E se nel 2022 è già stato fatto un film basato su una delle sopracitate novelle, Mr. Harrigan's Phone, dal cineasta texano John Lee Hancock, adesso è il turno di The Life of Chuck. Con la sceneggiatura e la regia di Mike Flanagan, che dopo cinque anni da Doctor Sleep (2019) torna a cimentarsi coi racconti di King, ci troviamo davanti a una delle trame più commoventi dello scrittore del Maine. Chuck è un uomo di trentanove anni che sta per morire e con lui sembra che l’intero globo stia per distruggersi. Lungometraggio suddiviso in tre capitoli, la morte, la vita adulta e l’infanzia, ci narra la storia di un individuo apparentemente comune di nome Charles Krantz. Presentato in anteprima al Toronto International Film Festival, il 6 settembre 2024, dove ha vinto il People's Choice Award, The Life of Chuck è stato realizzato senza l’uso di CGI. La fotografia, a cura di Eben Bolter, è molto evocativa, con il dosaggio della luce e dei colori che in ogni capitolo enfatizzano gli stati d’animo. Immagini nel complesso belle nella loro semplicità, soprattutto il cielo notturno stellato nel primo capitolo. Uno dei punti meno riusciti della pellicola ritengo che sia la voce narrante di Nick Offerman: alla maniera di un doppiatore di un documentario, racconta alcuni punti salienti dell’esistenza di Charles, proprio come se l’intero lungometraggio fosse un reportage e il protagonista un animale esotico nella giungla. Ne ho compreso lo scopo, ma è un aspetto che non ho comunque apprezzato fino in fondo.

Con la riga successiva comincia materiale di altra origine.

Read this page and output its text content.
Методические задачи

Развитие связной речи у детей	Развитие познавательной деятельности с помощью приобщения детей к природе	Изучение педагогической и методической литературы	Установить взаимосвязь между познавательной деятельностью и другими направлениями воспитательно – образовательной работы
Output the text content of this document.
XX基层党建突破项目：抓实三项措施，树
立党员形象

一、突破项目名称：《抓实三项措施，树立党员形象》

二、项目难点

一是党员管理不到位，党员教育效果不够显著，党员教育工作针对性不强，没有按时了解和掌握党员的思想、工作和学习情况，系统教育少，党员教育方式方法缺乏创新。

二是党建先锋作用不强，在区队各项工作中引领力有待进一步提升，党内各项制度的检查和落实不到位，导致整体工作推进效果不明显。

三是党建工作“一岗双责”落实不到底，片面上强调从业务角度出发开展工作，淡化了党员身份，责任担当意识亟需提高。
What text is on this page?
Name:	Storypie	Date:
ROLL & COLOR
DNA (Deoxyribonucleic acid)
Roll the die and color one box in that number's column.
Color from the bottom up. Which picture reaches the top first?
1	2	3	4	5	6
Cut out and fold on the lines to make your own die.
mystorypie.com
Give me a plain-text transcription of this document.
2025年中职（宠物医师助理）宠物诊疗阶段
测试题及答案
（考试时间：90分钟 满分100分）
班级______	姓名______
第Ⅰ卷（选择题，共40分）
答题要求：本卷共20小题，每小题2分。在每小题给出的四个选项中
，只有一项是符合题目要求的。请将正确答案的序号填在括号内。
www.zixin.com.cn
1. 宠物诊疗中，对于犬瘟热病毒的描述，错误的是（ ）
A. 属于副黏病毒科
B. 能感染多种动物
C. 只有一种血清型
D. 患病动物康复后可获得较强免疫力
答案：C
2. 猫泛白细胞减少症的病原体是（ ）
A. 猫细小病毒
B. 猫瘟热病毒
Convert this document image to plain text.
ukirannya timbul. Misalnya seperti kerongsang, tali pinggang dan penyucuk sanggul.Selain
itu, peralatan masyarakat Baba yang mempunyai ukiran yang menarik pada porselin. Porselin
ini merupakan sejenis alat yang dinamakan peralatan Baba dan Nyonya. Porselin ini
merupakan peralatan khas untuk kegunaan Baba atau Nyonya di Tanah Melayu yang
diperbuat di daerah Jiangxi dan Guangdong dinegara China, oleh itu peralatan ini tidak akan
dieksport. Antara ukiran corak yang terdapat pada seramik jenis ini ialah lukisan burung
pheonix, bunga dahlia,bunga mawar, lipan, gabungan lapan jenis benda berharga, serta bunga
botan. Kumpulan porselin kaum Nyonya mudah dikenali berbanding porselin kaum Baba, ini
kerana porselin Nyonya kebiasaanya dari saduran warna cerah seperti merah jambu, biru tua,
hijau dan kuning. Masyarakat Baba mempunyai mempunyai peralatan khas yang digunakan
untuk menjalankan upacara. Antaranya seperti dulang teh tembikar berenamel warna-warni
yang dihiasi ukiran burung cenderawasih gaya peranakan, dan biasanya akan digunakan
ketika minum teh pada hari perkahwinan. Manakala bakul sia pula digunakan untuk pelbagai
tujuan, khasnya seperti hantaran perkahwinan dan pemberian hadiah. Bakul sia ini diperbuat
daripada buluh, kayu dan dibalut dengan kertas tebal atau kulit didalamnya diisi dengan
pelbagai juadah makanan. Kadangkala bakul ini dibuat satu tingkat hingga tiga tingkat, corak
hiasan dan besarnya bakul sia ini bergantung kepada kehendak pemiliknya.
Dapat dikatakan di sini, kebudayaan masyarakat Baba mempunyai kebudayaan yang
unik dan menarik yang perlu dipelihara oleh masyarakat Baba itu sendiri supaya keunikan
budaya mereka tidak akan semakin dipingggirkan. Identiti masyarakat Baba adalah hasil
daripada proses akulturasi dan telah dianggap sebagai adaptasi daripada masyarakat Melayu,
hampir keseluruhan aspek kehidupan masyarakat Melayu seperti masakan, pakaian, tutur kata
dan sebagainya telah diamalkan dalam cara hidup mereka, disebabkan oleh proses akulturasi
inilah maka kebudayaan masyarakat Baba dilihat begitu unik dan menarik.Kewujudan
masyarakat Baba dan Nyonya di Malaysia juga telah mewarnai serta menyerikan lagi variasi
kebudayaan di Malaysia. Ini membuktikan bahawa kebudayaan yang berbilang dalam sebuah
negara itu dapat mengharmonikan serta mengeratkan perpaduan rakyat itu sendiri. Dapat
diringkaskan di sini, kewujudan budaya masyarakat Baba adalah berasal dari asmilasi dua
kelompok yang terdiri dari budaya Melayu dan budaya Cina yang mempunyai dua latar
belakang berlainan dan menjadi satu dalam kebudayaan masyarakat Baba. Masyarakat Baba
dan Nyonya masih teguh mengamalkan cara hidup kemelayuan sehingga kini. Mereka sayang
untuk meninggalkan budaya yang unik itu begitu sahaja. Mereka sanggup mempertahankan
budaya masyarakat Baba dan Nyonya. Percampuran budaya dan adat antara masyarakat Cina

Che dire, Stephen King è uno degli scrittori contemporanei più prolifici. Le sue opere sono da sempre suggestive e molto affascinanti, tant’è che hanno ispirato decine e decine di adattamenti per la TV e per il cinema. Dai migliori, ad esempio, Il Miglio Verde, 1408, Shining, Misery, Secret Window, Carrie, ai peggiori, come A Good Marriage, Riding the Bullet, Cell, L'Acchiappasogni. The Life Of Chuck, pur non annoverandolo fra gli indimenticabili, mi ha scaldato il cuore, mi ha commossa e mi ha divertita. Pertanto non me la sento di assegnargli un voto, perché sarebbe spiacevole come valutare la precisione tecnica di un piatto di pasta al forno cucinato dalla nonna. In Italia verrà distribuito nelle sale dal 18 settembre.